Tuesday, October 19

Shafie urges Toyota to open factory in Sabah


Shafie speaking at the ‘Business Opportunity Seminar in Malaysia’.

NAGOYA, JAPAN: Chief Minister Datuk Seri Panglima Mohd Shafie Apdal suggested that Japanese renowned automotive company, Toyota Motor Corporation (Toyota), open a component assembly factory for its vehicles in Sabah.

He said doing so would strengthen the market of Toyota in Borneo, especially with plans for the Indonesian capital to move from Jakarta to East Kalimantan.

Sabah would also benefit in terms of employment opportunities for locals, as well as economic spillover, he added.

Shafie made the suggestion during his meeting with leaders in the automotive industry, after attending a ‘Business Opportunity Seminar in Malaysia’ in conjunction with its investment mission in Nagoya, Japan.

“We are also users of the cars they produce, but we need to look at the potential for us to benefit from, as certain models exported and released from Toyota are much needed in our country. To ensure its sustainability, we would suggest that cooperation with Toyota be either through assembly or us becoming suppliers in Japan, especially for four-wheel drive vehicles which are greatly needed for road conditions in Sabah, Sarawak and Kalimantan.

“I am sure we have the potential in terms of location and manpower as our youths are skilled to work in the field. We could also provide a location not far from Japan, and the resources we have could cater to their needs in order to produce a win-win outcome,” said Shafie.

Apart from meeting with automotive industry players, Shafie also met with representatives of WADA Aircraft Technology Co. Ltd., a Japanese international company involved in the aerospace industry.

Earlier at the seminar, Shafie delivered the keynote address and led a question-and-answer session which lasted over an hour, before 142 businessmen and investors from Japan.

In answering a question, the Chief Minister said among selected fields in Sabah in which to cooperate with companies from Japan included furniture production, as the state has an adequate source of timber.

Although Sabah no longer exports timber, companies from Japan could open up factories in Sabah with the state government’s assurance that timber would be supplied at all times, based on demand.

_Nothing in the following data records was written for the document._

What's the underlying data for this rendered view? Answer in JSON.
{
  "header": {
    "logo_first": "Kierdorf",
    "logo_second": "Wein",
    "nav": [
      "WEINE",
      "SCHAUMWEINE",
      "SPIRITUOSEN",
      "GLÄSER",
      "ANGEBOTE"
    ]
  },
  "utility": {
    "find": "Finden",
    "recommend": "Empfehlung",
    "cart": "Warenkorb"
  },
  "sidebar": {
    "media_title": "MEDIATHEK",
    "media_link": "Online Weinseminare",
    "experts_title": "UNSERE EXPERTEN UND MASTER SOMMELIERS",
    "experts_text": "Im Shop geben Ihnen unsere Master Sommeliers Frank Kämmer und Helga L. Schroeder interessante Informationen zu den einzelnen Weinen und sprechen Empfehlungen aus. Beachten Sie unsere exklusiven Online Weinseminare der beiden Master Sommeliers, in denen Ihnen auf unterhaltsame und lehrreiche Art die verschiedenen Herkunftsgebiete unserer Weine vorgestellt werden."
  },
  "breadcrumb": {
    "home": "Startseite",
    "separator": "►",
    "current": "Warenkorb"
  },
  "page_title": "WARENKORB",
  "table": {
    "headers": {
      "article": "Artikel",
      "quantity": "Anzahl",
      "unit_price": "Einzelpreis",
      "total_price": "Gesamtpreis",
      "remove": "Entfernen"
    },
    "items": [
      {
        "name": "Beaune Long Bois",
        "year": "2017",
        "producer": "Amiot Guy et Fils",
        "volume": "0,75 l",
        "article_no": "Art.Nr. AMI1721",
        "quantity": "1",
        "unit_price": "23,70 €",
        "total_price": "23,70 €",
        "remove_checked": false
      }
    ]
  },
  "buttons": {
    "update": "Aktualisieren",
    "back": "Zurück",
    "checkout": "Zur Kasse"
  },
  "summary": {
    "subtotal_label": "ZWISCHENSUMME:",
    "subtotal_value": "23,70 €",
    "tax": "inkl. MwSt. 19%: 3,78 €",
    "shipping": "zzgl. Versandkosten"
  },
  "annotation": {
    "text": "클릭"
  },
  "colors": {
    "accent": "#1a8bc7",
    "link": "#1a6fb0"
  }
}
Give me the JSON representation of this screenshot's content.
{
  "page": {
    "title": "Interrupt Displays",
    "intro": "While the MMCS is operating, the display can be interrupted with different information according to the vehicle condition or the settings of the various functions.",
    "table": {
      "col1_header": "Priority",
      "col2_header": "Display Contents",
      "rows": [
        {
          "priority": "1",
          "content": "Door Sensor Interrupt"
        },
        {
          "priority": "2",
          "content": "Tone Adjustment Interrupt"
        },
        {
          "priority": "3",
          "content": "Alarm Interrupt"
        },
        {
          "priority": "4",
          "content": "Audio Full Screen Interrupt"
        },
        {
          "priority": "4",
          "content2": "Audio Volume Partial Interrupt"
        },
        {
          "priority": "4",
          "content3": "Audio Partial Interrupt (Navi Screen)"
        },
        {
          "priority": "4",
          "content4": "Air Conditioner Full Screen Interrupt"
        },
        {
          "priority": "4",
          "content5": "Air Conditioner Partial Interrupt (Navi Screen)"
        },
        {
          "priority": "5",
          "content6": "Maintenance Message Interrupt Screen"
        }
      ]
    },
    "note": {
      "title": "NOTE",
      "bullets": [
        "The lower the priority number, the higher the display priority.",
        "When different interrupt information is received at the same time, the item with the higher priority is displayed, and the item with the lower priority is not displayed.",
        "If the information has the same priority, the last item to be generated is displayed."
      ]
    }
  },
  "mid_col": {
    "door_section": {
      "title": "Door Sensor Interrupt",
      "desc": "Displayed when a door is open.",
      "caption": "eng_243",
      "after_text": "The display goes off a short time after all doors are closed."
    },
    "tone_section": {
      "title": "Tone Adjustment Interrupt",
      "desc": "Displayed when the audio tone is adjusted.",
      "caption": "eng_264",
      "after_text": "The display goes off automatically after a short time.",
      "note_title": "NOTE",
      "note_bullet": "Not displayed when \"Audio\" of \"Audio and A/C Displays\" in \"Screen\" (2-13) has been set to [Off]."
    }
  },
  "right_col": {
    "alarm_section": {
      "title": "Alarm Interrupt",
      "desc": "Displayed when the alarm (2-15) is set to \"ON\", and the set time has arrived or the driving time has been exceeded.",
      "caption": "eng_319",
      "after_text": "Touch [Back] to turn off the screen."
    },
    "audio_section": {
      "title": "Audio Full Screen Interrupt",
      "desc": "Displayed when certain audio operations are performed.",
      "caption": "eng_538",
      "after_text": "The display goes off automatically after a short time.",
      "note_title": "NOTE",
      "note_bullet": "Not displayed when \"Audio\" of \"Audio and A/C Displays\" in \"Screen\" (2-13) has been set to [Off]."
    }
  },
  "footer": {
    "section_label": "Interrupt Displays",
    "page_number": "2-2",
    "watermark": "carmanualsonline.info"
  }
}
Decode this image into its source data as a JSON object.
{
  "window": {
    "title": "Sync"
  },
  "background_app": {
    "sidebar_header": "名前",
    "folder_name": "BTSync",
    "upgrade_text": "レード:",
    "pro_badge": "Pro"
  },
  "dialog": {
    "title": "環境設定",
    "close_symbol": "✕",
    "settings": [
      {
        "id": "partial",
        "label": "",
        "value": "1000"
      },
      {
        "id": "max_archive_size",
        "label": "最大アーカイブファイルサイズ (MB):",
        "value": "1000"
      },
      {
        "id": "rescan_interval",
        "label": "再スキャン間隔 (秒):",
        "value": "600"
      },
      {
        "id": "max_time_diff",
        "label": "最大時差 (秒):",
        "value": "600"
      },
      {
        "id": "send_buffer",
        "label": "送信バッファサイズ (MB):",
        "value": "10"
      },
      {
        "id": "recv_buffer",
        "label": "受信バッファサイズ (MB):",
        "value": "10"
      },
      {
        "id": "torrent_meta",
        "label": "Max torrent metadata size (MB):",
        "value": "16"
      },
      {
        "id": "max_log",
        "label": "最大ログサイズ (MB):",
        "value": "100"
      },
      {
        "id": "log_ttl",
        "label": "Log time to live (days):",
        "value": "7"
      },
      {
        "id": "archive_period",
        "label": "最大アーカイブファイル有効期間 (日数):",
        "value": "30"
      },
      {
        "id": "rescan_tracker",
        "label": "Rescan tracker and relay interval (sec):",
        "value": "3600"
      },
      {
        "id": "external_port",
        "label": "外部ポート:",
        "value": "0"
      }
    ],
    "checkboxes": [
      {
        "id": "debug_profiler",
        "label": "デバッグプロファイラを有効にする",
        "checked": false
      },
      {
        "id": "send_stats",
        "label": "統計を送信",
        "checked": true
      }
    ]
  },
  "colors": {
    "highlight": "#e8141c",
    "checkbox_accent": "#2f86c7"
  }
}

“I believe Japan imports rubberwood from Malaysia, especially Sabah, and we have 180,000 acres of land planted with rubber trees. The wood could be used to produce furniture and it is clear our industries work closely together, so I hope by opening a factory in Sabah, we could continue to strengthen cooperation,” said Shafie.

He further assured that the state government would provide the facilities and convenience, including faster approval within 24 hours for Japanese companies investing in Sabah, provided necessary conditions are met.

“We have the policies and instruments to approve any investments coming into Sabah in the span of 24 hours, as long as the Environmental Impact Assessment (EIA) and other conditions are abided by,” Shafie elaborated.